先ほどまで魔法のような力を使った何か――戦闘が行われていたことは事実のようだ。



となれば、おそらく紅き手袋の暗殺者――ここに倒れている男と、そして召喚師の少なくとも2人以上か――とフェアとが衝突したに違いないだろう。

ここにフェアも紅き手袋の暗殺者もいないということは……。







最悪のケースに思い至ったアルバが、色を失いかけた、その時。


「!」

背後に人の気配。
アルバはとっさに剣を構え、茂みに切っ先を向けた。

「誰だ…?」

がさりと茂みが揺れる音がした。

複数ではなさそうだ。しかし他の仲間が気配を殺して周囲から様子を伺っている可能性もある……アルバは息を詰める。


「びっくりしたあ……」


茂みから聞こえた声。

聞き覚えのある……なんてものじゃない。
今正にその声の主を探していたのだから。

「…フェア……?」


「突然剣を向けるから、びっくりしちゃったよ、アルバ」


頭や肩に葉っぱをつけて、フェアはひょっこり顔を出した。
服は土に汚れていて、ところどころに切り傷が見える。


「フェア、無事だったのか?」

「うん。いや、でもびっくりしたよ。我に返ったら崖の下だったし。
おまけに敵に囲まれてて大ピンチ!…って感じだったしね」


ほわり、と笑うその顔は、まさにフェアだ。
アルバは詰めていた息を大きく吐き出す。安心したのか、足に力が入らなくて、その場に座り込んだ。


「よか……っ、無事で……本当に良かった…」

「でもホント、一人で大変だったんだから。もうちょっとアルバが早く来てくれてたら、こんなに大変じゃなかったかも知れないのに」


服の裾をつまんで、フェアは溜め息をついた。
ほつれたのを直さなきゃ、とか髪がくしゃくしゃだーなんて言いながら軽い調子で言ったその言葉は、アルバには耳の痛いものだ。

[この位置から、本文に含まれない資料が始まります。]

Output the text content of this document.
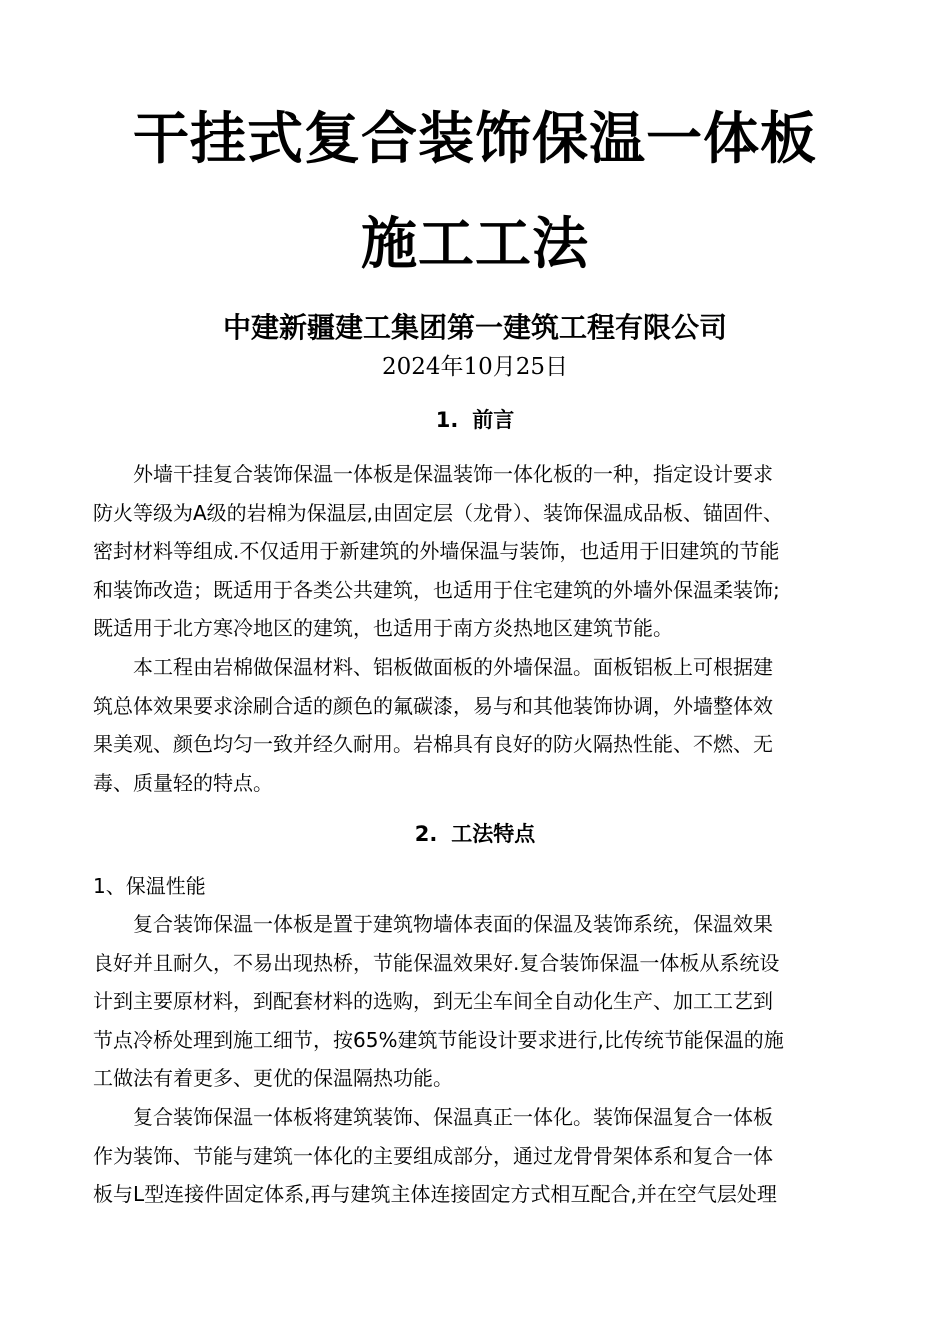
干挂式复合装饰保温一体板
施工工法
中建新疆建工集团第一建筑工程有限公司
2024年10月25日
1. 前言
外墙干挂复合装饰保温一体板是保温装饰一体化板的一种，指定设计要求
防火等级为A级的岩棉为保温层,由固定层（龙骨）、装饰保温成品板、锚固件、
密封材料等组成.不仅适用于新建筑的外墙保温与装饰，也适用于旧建筑的节能
和装饰改造；既适用于各类公共建筑，也适用于住宅建筑的外墙外保温柔装饰;
既适用于北方寒冷地区的建筑，也适用于南方炎热地区建筑节能。
本工程由岩棉做保温材料、铝板做面板的外墙保温。面板铝板上可根据建
筑总体效果要求涂刷合适的颜色的氟碳漆，易与和其他装饰协调，外墙整体效
果美观、颜色均匀一致并经久耐用。岩棉具有良好的防火隔热性能、不燃、无
毒、质量轻的特点。
2. 工法特点
1、保温性能
复合装饰保温一体板是置于建筑物墙体表面的保温及装饰系统，保温效果
良好并且耐久，不易出现热桥，节能保温效果好.复合装饰保温一体板从系统设
计到主要原材料，到配套材料的选购，到无尘车间全自动化生产、加工工艺到
节点冷桥处理到施工细节，按65%建筑节能设计要求进行,比传统节能保温的施
工做法有着更多、更优的保温隔热功能。
复合装饰保温一体板将建筑装饰、保温真正一体化。装饰保温复合一体板
作为装饰、节能与建筑一体化的主要组成部分，通过龙骨骨架体系和复合一体
板与L型连接件固定体系,再与建筑主体连接固定方式相互配合,并在空气层处理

「…本当にごめんよ。守りたいって思ってたのに、おいら肝心な時に助けられなくて……」


アルバはうなだれて、剣の柄を持つ手に力を込める。
それでも大切な人が無事でいたことに喜びを感じて、アルバは立ち上がった。


「帰ろう、フェア。皆のところにさ」


差し出した手。
当然、フェアはその手を取る










と思っていた。
しかし







「ごめんねアルバ」


申しわけなさそうな、それでいて決心をにじませた表情。

何を謝るのか、一瞬には判断できなかった。



でも。



「わたし、ギアンの側につくって決めたから、もう皆のところには戻らない」



「さっき暗殺者たちに囲まれたときにね、“もうダメだ”って思ったんだけど、クラウレが助けてくれて。
わたしが襲われたのも、手違いで情報伝達に齟齬があったからで、別にギアンが襲わせたわけじゃないって、クラウレが説明してくれたの」



「ギアンの目的だとか、意志だとか、以前に聞いたときはそんなのじゃダメだって思ったんだけど、やっぱり可哀そうになっちゃって」



「わたしが傍についててあげなくちゃ、ギアンはいつか潰れてしまう。
だから」






ダカラ、ワタシハ皆ノ所ニハ、帰レナイ。







そう言って、フェアは、にっこりと笑った。